It’s been a bit of a bad week for the British Museum. High temperatures forced staff to close the site early on Monday and Tuesday, damaging revenue flow and prompting renewed criticism of its BP sponsorship deal. Then today Sadiq Khan – the museum’s own local mayor – called on the government to find a way of sharing the highly-prized Elgin Marbles with Greece. In such circumstances, the British Museum needs all the friends it can get.
So it was no surprise therefore that two new names have been appointed as directors of the British Museum Friends, which serve as trustees of its collection. One of them is private equity chief Weijian Shan, who joins the star-studded board alongside the likes of Grayson Perry, Mary Beard and, er, chairman George Osborne. Intrigued, Mr S thought he’d peruse Shan’s past columns in the South China Morning Post. Among them include backing for Beijing’s crackdown on Hong Kong, defending China’s human rights abuses in Xinjiang as a ‘war on terror’ and supporting the country’s ‘territorial claims’ over Taiwan. Nice!
Professor Sean Roberts, the author of The War on the Uyghurs, has even previously accused Shan of using ‘CCP [Chinese Communist Party] talking points on Uyghurs and Xinjiang to deny atrocities in the Uyghur homeland’. Asked for comment about whether the British Museum supported such views, a spokesman told Mr S that: ‘The British Museum has a world-spanning collection and we believe that our trustee board should reflect this plurality.’

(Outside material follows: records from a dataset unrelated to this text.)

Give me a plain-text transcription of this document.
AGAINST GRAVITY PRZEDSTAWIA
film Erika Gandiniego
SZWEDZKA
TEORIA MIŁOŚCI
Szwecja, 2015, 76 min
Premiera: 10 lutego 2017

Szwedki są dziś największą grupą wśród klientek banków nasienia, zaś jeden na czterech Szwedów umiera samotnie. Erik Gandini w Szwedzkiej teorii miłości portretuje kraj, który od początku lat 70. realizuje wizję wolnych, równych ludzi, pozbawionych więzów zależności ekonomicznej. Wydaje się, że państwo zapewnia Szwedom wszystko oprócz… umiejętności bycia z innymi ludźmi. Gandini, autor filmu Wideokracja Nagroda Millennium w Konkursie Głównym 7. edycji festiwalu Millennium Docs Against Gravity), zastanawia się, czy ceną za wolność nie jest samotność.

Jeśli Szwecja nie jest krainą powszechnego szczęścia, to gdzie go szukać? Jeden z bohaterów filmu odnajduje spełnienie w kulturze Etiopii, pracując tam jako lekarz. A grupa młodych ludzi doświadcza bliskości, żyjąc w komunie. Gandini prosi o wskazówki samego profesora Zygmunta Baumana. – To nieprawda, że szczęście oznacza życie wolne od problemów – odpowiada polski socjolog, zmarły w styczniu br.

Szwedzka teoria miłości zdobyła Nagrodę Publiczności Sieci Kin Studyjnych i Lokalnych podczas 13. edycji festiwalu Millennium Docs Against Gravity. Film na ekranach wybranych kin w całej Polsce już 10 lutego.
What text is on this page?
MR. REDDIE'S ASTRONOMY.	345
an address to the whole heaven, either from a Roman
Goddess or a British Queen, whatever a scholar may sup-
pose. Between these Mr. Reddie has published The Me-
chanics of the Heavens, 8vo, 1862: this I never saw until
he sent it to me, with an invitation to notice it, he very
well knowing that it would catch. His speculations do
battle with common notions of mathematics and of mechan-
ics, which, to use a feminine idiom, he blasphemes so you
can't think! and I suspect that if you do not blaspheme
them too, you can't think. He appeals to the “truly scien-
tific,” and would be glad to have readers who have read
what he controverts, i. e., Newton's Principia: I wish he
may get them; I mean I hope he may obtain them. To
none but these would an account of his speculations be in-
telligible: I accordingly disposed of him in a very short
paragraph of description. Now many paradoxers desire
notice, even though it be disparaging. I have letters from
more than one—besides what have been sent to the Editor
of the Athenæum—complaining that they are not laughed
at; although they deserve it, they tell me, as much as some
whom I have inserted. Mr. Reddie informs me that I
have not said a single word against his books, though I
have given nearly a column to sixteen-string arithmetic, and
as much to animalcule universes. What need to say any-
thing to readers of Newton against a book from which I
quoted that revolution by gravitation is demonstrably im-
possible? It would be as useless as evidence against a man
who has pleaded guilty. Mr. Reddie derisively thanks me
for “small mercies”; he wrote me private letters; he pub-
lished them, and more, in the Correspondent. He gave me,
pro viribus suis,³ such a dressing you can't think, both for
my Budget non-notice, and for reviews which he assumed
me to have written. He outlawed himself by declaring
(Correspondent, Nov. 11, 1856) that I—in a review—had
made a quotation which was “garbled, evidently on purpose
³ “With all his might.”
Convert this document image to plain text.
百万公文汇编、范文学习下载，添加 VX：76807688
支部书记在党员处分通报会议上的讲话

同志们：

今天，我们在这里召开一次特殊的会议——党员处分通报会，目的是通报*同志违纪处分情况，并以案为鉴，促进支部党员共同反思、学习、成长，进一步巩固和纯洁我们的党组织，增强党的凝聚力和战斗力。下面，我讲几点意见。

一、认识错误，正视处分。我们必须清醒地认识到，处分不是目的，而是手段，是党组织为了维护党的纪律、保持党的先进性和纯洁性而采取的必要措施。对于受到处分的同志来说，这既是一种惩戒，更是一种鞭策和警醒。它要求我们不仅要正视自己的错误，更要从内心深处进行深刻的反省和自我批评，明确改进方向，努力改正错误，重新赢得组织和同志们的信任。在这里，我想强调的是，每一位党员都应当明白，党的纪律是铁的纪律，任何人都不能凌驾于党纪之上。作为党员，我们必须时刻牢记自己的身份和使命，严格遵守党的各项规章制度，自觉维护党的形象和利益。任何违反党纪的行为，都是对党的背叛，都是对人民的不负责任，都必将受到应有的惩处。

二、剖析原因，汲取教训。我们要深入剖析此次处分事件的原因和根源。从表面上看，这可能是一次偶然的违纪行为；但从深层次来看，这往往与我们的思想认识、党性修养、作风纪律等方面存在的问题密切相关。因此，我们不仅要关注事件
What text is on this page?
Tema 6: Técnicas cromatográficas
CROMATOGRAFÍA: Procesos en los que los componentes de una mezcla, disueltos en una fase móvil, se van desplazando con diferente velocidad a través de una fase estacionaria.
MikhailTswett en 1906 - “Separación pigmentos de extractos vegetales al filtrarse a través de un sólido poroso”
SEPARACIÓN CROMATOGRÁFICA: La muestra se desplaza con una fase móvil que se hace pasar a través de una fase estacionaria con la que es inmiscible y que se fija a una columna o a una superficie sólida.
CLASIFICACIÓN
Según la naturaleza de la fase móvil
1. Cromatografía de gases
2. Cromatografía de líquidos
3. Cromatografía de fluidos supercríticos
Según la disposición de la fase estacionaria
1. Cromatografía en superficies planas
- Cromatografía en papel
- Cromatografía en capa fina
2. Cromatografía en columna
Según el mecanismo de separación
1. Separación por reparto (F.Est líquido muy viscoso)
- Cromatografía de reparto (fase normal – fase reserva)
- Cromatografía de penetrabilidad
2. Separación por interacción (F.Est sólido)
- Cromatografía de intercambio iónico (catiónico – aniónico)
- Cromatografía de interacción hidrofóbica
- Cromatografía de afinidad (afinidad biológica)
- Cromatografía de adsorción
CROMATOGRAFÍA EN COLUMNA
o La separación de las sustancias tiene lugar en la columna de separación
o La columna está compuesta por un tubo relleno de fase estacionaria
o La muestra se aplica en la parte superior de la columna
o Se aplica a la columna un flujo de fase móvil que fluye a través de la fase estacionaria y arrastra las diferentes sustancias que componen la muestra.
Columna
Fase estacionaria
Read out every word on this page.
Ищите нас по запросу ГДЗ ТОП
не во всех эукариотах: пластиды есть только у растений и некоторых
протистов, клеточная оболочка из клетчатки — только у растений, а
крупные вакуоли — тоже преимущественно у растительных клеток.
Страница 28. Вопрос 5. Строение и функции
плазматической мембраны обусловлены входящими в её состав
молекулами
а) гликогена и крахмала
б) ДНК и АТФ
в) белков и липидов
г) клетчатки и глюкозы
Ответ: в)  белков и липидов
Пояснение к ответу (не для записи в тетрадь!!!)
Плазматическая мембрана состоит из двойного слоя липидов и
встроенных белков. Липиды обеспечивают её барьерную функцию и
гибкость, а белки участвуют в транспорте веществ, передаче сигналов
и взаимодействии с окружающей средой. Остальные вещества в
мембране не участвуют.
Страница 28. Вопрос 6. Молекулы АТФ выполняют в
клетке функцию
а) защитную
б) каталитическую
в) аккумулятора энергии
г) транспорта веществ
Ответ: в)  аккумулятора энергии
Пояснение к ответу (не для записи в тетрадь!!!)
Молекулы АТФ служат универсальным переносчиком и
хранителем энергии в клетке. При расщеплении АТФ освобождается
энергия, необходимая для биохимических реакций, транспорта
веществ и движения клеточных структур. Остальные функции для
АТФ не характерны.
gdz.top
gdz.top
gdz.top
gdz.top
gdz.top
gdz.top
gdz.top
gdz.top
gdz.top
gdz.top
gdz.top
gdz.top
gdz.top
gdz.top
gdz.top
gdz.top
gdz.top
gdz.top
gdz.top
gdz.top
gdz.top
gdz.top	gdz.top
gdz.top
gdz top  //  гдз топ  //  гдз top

Chairman George Osborne of course was Chancellor during the short-lived ‘Golden era’ of relations between the UK and China; his deputy Lord Sassoon hosted the UK-China Business Summit during Xi Jinping’s visit to Britain. Since then relations between the two governments have cooled for the various controversies which Shan seems so keen to defend. So it’s good to see one part of the establishment at least is still keeping such an open mind about the company it chooses to keep.